Financial services companies are coming to the market with simplified mobile banking (m-banking) offerings in the hope of igniting growth in a market that has failed to live up to expectations.
MTN Banking, Wizzit and First National Bank (FNB) have in the past year all launched m-banking applications that are geared towards the needs of unbanked users who have access to cellphones.
In contrast to solutions of the past such as the flashy wireless application protocol (Wap) and wireless Internet gateway (Wig), the new services represent a return to basic interfaces such as voice and SMS.
Two factors are driving the new approach to m-banking. They are disappointment at the adoption of the mobile channel among existing banking customers and a desire to tap into SA's vast unbanked and underbanked population.
There were only 160 000 registered m-banking users in SA compared with about 1,4m Internet banking users by early 2005, according to BMI-TechKnowledge's (BMI-T's) Multi-Channel Banking study, released earlier this year. Most banks report that only a small percentage of registered m-banking users use the channel.
Adoption rates of m-banking is especially disappointing, considering that there are about 18m-20m cellphones in the country compared with about 4m Internet-connected PCs.
BMI-T cites poor bandwidth, the limitations of the cellphone interface and the complexity of m-banking applications as the main reasons for poor adoption rates.
Another study by World Wide Worx found that only 13% of respondents in a nationally representative group had tried cellphone banking.
However, two-thirds of those with bank accounts (87% of the sample) believed that cellphone banking was convenient, which suggests that growth may increase.
"If you look at the total number of active cellphone banking users in the country - the people who are logging in, moving money, transacting - m-banking has been a failure," says Herman Singh, director of technology engineering at Standard Bank.
"The passive stuff - such as SMS alerts when a transaction goes through an account - have, however, been successful."
According to Finmark Trust, there are 14m-16m people in the unbanked and underbanked market in SA. Banks need to tap into this segment of the population to grow their customer bases and revenue, and to meet the universal access requirements of the Financial Sector Charter.
Many of these people live in remote, rural areas with poor access to bank branches and ATMs, yet many of them own cellphones.
Wizzit and MTN Banking have already signed up thousands of new customers in the few months since they launched.
Many of these customers are new to the formal banking sector.
FNB launched a new SMS-based service earlier this year to bring m-banking within the reach of customers who do not have the latest cellphones and Sim cards. Since then more than 90 000 customers have signed on for the service.
The service allows customers to buy prepaid airtime from all three cellular networks for themselves or someone else; check account balances and ministatements; and transfer money between their own FNB accounts.
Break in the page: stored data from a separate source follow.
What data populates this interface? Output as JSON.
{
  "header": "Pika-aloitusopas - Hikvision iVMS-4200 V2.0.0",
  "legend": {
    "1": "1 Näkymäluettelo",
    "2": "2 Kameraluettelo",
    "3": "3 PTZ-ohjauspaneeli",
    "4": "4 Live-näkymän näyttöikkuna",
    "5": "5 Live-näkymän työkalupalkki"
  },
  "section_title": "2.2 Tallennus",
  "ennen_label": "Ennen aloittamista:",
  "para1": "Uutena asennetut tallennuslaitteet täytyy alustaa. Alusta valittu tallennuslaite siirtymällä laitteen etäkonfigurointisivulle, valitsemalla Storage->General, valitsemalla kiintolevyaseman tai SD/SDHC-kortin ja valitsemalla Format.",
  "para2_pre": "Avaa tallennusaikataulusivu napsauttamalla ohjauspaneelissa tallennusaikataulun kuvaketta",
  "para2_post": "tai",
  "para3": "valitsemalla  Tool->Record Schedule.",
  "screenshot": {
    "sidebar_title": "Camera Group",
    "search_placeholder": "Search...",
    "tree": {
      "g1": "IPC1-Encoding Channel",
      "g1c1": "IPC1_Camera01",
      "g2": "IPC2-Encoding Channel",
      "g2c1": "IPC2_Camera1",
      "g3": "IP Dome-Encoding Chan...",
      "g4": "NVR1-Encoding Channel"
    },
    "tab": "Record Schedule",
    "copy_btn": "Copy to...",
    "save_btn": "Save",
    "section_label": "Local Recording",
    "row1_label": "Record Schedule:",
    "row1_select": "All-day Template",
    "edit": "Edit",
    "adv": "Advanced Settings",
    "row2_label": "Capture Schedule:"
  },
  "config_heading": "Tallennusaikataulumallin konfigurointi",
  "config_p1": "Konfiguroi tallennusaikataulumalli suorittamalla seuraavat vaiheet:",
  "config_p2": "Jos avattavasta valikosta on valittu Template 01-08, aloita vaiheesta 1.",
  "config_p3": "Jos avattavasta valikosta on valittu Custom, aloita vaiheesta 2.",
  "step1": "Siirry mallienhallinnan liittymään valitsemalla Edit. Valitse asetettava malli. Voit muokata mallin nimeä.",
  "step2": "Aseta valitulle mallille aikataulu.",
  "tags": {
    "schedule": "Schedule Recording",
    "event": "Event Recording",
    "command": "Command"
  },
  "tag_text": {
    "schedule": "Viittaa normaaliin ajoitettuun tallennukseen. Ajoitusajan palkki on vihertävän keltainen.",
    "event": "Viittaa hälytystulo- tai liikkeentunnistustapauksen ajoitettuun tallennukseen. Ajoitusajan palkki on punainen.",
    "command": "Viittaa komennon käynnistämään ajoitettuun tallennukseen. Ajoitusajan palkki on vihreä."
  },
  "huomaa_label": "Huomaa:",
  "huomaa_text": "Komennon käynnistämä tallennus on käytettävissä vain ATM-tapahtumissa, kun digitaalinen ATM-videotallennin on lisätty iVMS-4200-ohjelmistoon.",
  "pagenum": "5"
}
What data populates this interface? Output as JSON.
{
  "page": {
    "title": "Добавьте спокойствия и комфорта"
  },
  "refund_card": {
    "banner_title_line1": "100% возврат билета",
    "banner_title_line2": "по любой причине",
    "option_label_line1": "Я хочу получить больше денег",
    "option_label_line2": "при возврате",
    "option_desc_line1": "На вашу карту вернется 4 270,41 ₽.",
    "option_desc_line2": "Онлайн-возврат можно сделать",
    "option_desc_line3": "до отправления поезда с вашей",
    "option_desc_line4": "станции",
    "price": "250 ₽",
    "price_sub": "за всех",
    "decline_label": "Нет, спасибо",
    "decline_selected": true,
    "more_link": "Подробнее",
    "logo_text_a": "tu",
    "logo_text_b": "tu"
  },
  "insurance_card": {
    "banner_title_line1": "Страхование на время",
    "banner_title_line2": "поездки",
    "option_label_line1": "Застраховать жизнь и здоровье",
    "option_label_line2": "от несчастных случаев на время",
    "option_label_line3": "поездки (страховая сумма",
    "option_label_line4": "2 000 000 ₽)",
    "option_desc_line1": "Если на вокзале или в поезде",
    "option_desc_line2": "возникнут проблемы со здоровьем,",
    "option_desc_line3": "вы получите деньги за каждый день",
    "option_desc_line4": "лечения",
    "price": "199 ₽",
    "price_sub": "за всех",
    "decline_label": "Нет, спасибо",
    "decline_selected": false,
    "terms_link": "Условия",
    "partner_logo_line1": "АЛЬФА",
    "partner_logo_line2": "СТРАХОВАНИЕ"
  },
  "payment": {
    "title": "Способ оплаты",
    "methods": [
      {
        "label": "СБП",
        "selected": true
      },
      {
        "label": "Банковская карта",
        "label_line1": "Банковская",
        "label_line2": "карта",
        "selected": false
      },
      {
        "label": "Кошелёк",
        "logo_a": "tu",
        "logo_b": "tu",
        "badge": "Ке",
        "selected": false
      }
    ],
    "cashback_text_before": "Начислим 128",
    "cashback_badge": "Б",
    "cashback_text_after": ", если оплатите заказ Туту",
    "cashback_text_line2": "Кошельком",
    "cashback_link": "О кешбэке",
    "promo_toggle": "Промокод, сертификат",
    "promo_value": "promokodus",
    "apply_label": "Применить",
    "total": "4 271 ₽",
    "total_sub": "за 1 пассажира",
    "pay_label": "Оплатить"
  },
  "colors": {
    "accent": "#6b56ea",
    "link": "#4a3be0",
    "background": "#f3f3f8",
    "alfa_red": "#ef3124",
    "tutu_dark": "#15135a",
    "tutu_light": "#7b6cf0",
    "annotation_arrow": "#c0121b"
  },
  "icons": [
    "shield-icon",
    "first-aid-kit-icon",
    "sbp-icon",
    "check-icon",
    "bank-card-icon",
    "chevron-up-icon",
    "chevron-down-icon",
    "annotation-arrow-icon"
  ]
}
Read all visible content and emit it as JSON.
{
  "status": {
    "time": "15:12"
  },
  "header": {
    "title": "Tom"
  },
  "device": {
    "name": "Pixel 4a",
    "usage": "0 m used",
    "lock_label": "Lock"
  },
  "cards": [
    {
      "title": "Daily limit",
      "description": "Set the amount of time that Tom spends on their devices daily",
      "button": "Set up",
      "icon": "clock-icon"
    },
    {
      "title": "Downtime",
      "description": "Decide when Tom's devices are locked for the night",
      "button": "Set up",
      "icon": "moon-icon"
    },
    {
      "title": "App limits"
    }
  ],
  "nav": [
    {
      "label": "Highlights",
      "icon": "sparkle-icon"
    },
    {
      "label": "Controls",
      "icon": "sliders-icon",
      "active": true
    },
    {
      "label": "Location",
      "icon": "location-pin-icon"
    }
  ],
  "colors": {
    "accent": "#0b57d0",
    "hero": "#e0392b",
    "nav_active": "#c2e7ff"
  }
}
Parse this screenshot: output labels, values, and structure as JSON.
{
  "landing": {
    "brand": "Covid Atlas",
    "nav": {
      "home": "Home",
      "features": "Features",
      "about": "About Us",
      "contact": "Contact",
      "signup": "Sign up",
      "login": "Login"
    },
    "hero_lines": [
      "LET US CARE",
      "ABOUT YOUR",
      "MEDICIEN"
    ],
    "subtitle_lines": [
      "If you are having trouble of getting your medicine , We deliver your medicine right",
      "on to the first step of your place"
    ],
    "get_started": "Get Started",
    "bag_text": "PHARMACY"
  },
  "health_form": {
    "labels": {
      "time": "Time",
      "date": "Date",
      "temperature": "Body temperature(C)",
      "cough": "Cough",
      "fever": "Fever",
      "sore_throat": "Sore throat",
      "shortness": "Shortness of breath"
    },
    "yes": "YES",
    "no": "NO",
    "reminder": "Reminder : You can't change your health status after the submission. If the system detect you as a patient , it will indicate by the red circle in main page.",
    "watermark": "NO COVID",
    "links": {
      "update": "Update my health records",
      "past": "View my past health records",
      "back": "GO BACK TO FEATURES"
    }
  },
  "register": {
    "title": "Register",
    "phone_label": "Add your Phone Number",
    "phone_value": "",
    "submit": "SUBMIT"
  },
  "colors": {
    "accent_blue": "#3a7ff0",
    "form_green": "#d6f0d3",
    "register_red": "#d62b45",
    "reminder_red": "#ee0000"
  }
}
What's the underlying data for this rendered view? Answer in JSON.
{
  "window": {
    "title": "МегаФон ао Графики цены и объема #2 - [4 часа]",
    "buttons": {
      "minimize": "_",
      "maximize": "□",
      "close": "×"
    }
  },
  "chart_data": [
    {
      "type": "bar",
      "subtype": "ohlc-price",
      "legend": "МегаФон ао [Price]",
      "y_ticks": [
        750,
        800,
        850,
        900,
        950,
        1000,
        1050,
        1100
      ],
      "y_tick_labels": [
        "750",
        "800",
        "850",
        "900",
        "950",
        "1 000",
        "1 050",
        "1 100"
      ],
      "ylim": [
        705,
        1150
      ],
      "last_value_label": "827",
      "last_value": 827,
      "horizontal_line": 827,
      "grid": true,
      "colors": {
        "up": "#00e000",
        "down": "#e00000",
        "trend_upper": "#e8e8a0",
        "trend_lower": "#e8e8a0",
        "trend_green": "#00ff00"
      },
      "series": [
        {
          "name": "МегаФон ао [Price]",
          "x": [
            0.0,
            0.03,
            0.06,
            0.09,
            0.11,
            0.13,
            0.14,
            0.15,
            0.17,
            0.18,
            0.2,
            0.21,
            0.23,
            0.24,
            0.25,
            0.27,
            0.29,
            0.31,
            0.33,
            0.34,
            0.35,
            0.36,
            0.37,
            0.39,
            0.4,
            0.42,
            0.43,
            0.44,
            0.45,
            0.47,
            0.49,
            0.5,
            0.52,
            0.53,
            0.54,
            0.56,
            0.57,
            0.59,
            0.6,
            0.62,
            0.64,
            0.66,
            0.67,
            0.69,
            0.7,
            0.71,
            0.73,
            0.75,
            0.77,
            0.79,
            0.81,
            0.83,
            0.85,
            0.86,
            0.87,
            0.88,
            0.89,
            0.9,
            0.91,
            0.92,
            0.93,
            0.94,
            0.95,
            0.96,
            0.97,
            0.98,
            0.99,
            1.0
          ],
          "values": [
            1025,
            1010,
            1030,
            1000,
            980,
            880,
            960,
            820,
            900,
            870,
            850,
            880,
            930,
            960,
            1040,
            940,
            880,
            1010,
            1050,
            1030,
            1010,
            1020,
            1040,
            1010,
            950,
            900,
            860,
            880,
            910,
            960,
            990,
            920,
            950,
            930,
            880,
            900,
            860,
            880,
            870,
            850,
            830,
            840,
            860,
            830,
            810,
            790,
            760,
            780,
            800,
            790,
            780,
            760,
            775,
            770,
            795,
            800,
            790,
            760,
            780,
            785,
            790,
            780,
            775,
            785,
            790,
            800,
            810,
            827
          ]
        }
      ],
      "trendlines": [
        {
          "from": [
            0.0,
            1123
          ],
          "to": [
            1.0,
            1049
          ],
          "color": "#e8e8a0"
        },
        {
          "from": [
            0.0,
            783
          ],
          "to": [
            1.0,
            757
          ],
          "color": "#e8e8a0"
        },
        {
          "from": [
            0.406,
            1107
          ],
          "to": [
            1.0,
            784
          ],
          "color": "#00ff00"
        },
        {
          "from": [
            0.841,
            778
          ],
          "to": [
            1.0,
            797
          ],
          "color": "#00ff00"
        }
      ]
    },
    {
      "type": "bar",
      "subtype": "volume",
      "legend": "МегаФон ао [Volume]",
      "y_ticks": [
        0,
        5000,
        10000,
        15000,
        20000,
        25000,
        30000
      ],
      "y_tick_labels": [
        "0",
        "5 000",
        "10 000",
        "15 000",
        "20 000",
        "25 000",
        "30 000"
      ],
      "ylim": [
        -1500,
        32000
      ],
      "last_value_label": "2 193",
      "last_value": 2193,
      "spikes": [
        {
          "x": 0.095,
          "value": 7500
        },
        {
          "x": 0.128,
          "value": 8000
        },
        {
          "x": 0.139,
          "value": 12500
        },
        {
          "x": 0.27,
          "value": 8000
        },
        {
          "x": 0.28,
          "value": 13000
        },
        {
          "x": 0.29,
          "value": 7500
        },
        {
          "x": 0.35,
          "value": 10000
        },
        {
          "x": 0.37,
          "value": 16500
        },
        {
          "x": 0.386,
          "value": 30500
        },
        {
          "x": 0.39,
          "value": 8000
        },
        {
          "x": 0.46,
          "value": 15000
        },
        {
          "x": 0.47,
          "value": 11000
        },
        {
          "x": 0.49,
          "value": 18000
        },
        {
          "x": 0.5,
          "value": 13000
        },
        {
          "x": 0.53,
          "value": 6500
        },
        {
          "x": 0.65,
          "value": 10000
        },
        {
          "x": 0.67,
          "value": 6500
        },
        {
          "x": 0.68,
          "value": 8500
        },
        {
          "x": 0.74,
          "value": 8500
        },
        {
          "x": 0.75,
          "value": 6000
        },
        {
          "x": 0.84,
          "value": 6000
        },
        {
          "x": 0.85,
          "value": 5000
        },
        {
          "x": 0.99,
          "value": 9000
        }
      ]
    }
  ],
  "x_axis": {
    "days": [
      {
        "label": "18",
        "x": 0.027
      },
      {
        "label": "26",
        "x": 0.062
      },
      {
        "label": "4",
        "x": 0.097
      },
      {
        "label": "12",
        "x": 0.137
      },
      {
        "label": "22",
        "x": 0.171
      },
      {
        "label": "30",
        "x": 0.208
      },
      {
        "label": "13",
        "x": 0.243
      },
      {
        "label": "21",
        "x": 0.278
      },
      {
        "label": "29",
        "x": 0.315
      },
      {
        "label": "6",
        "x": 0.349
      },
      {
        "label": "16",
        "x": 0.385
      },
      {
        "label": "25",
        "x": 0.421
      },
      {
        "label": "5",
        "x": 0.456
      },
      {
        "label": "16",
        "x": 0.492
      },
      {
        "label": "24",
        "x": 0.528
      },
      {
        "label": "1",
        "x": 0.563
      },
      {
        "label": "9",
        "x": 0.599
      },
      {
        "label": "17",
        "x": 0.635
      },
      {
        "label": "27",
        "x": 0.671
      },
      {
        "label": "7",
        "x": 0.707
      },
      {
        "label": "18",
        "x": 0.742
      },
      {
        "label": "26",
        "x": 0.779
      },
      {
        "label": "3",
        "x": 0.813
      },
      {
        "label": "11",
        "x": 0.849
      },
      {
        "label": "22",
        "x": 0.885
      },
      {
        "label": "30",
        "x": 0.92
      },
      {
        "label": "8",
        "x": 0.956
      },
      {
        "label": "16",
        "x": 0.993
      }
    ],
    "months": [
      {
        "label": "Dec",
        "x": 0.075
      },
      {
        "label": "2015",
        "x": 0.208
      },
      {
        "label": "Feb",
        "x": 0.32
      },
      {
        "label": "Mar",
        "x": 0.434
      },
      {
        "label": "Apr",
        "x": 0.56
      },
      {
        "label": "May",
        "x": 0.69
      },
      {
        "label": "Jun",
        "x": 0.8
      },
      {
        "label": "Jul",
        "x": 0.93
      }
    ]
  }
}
A recent enhancement allows users to make third-party payments.
Improvements in the interfaces used for m-banking coupled with richer functionality and more aggressive marketing are likely to drive further growth in SA's m-banking market over the next few months, says Hannes van Rensburg, CEO at Fundamo, the company that supplied the core banking application that powers MTN Banking.
He points out that m-banks such as MTN Banking offer rich functionality that is not available in any other channel, providing more incentive for users to sign up. For example, MTN Banking clients can use their cellphones to activate and deactivate their bank cards at will.
They can also use their handsets to verify a transaction at a point of sale by replying to an SMS notification.
Banks and handset vendors believe that mobile Internet-based offerings such as Wap will have an important part to play in the high-end market in the short term and across the board within the next three to five years.
"The first generation of Wap was a failure because calls were metered by the minute and connections were slow," says Singh.
"These problems have largely been sorted out.
"High-speed, packet-based cellular network technologies such as GPRS, Edge and 3G allow users to pay for the data they transfer rather than the time they spend online."
Standard Bank is looking to build a Wap solution that caters to the needs of high-end consumers. The idea will be to build an interface that is as reliable and easy to use as one of the bank's ATMs, says Singh.
"Less than 15% of the phones in the country are Wap-enabled and less than 5% are GPRS-enabled.
For this to work, customers will need Wap and GPRS, which means the service will initially be only for top-end consumers," he says.
As GPRS-, Edge- and 3G-ready phones with colour screens start to penetrate the market, banks will be able to offer richer mobile banking services that compare favourably with the features and experience offered by Internet banking, says Stephen Nolan, country manager at Motorola Southern Africa. About 80% of the handsets that Motorola is shipping into SA at the moment are GPRS-enabled, he says.